Show that $(A^T)^T = A$, where T is the conjugate transpose of the matrix.
$$\left|\psi\right\rangle = \alpha_0\left|0\right\rangle + \alpha_1\left|1\right\rangle\; \text{and}\;\left|\phi\right\rangle = \beta_0\left|0\right\rangle + \beta_1\left|1\right\rangle$$ Show that $$\left|\psi\right\rangle \otimes \left|\phi\right\rangle = \alpha_0\beta_0\left|00\right\rangle + \alpha_0\beta_1\left|01\right\rangle + \alpha_1\beta_0\left|10\right\rangle + \alpha_1\beta_1\left|11\right\rangle$$
Any help on either of these would be very much appreciated.
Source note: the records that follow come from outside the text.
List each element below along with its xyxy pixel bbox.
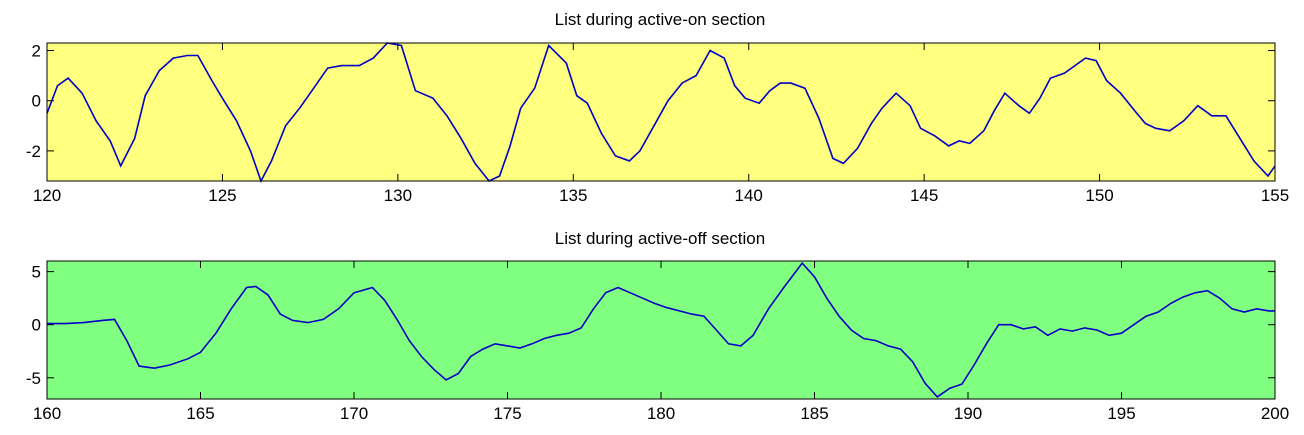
plot-area-active-off [46,260,1276,400]
x-tick-label-active-on: 120 [33,186,61,205]
x-tick-label-active-on: 140 [735,186,763,205]
x-tick-label-active-off: 175 [493,404,521,423]
panel-active-off: List during active-off section 160 165 170… [26,229,1289,423]
x-tick-label-active-off: 185 [800,404,828,423]
y-tick-label-active-on: 0 [32,92,41,111]
axis-ticks-active-on: 120 125 130 135 140 145 150 155 -2 0 2 [26,42,1289,205]
y-tick-label-active-on: -2 [26,142,41,161]
chart-title-active-off: List during active-off section [555,229,765,248]
axis-ticks-active-off: 160 165 170 175 180 185 190 195 200 -5 0 5 [26,261,1289,423]
y-tick-label-active-on: 2 [32,42,41,61]
y-tick-label-active-off: 5 [32,263,41,282]
x-tick-label-active-off: 170 [340,404,368,423]
x-tick-label-active-off: 200 [1261,404,1289,423]
x-tick-label-active-off: 180 [647,404,675,423]
y-tick-label-active-off: -5 [26,369,41,388]
series-line-active-on [46,42,1276,184]
x-tick-label-active-off: 190 [954,404,982,423]
x-tick-label-active-on: 155 [1261,186,1289,205]
x-tick-label-active-on: 135 [559,186,587,205]
y-tick-label-active-off: 0 [32,316,41,335]
x-tick-label-active-on: 130 [384,186,412,205]
series-line-active-off [47,261,1275,398]
plot-area-active-on [46,42,1276,182]
x-tick-label-active-on: 145 [910,186,938,205]
panel-active-on: List during active-on section 120 125 130 1… [26,10,1289,205]
chart-title-active-on: List during active-on section [555,10,766,29]
x-tick-label-active-on: 125 [208,186,236,205]
x-tick-label-active-on: 150 [1085,186,1113,205]
x-tick-label-active-off: 165 [186,404,214,423]
x-tick-label-active-off: 195 [1107,404,1135,423]
x-tick-label-active-off: 160 [33,404,61,423]
plot-area-active-off [46,260,1276,400]
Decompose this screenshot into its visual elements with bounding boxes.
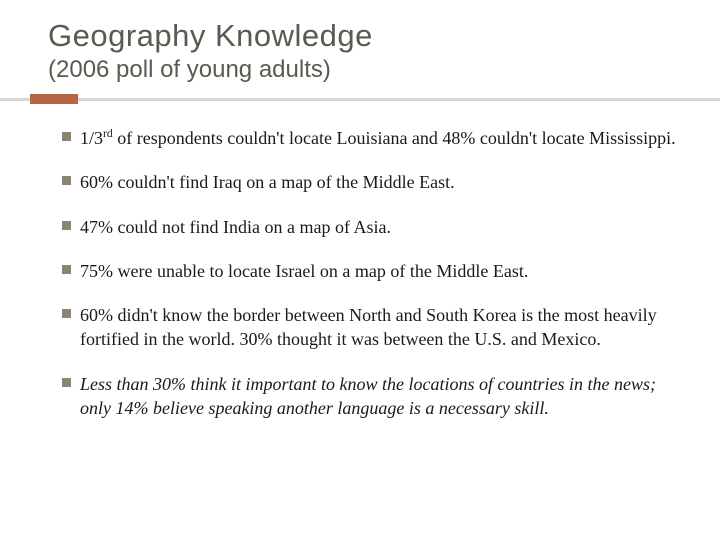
rule-accent [30, 94, 78, 104]
slide-title: Geography Knowledge [48, 18, 680, 54]
slide: Geography Knowledge (2006 poll of young … [0, 0, 720, 460]
list-item: 47% could not find India on a map of Asi… [66, 215, 680, 239]
title-rule [48, 94, 680, 104]
bullet-list: 1/3rd of respondents couldn't locate Lou… [48, 126, 680, 420]
list-item: 1/3rd of respondents couldn't locate Lou… [66, 126, 680, 150]
list-item: Less than 30% think it important to know… [66, 372, 680, 421]
slide-subtitle: (2006 poll of young adults) [48, 56, 680, 84]
list-item: 60% didn't know the border between North… [66, 303, 680, 352]
list-item: 60% couldn't find Iraq on a map of the M… [66, 170, 680, 194]
list-item: 75% were unable to locate Israel on a ma… [66, 259, 680, 283]
rule-line [0, 98, 720, 101]
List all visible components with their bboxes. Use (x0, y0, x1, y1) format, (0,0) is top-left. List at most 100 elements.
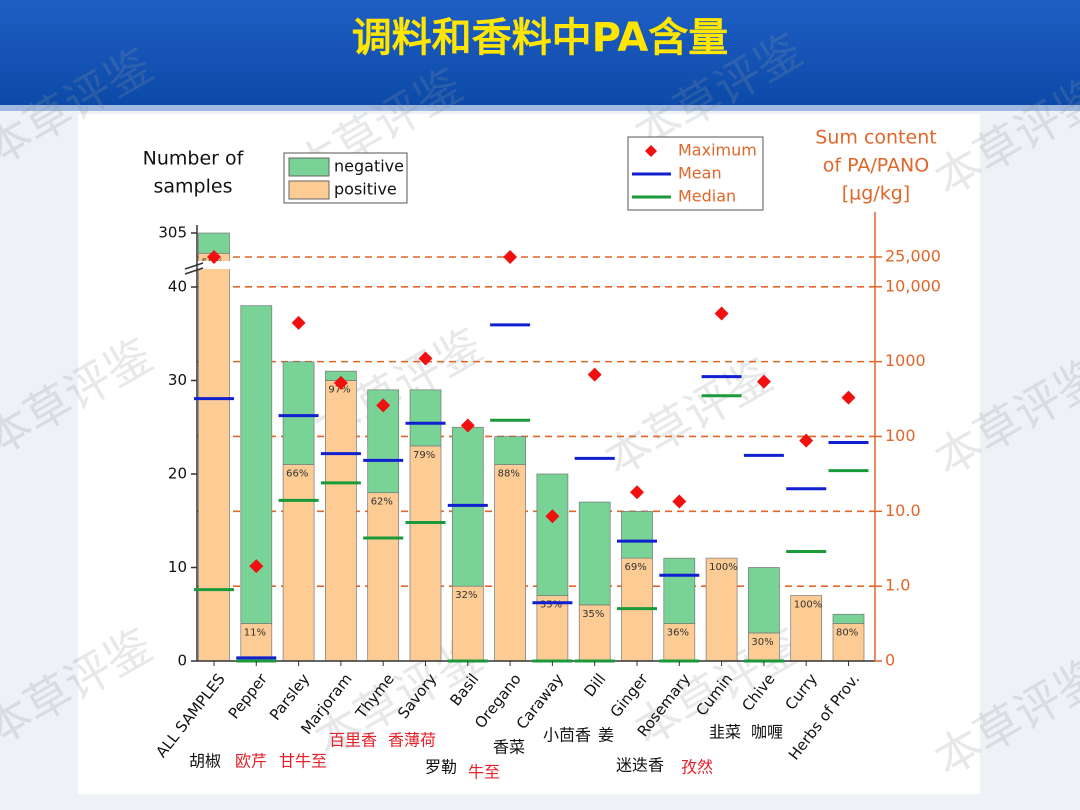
chinese-label: 香菜 (493, 738, 525, 757)
bar-percent-label: 88% (498, 469, 520, 480)
legend-label: Median (678, 187, 736, 206)
max-marker (460, 418, 475, 433)
header-band (0, 0, 1080, 105)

For the second one, you might be getting tripped up with notation. Note that $|00\rangle = |0\rangle\otimes|0\rangle$, $|01\rangle = |0\rangle\otimes|1\rangle$ and likewise for the others. Does this clear it up for you?
For the first one, we often define $A^T$ (conjugate transpose) by $\langle\psi, A\phi\rangle = \langle A^T\psi,\phi\rangle$. From this, how would we define $(A^T)^T$? (There are one or two more steps after this.)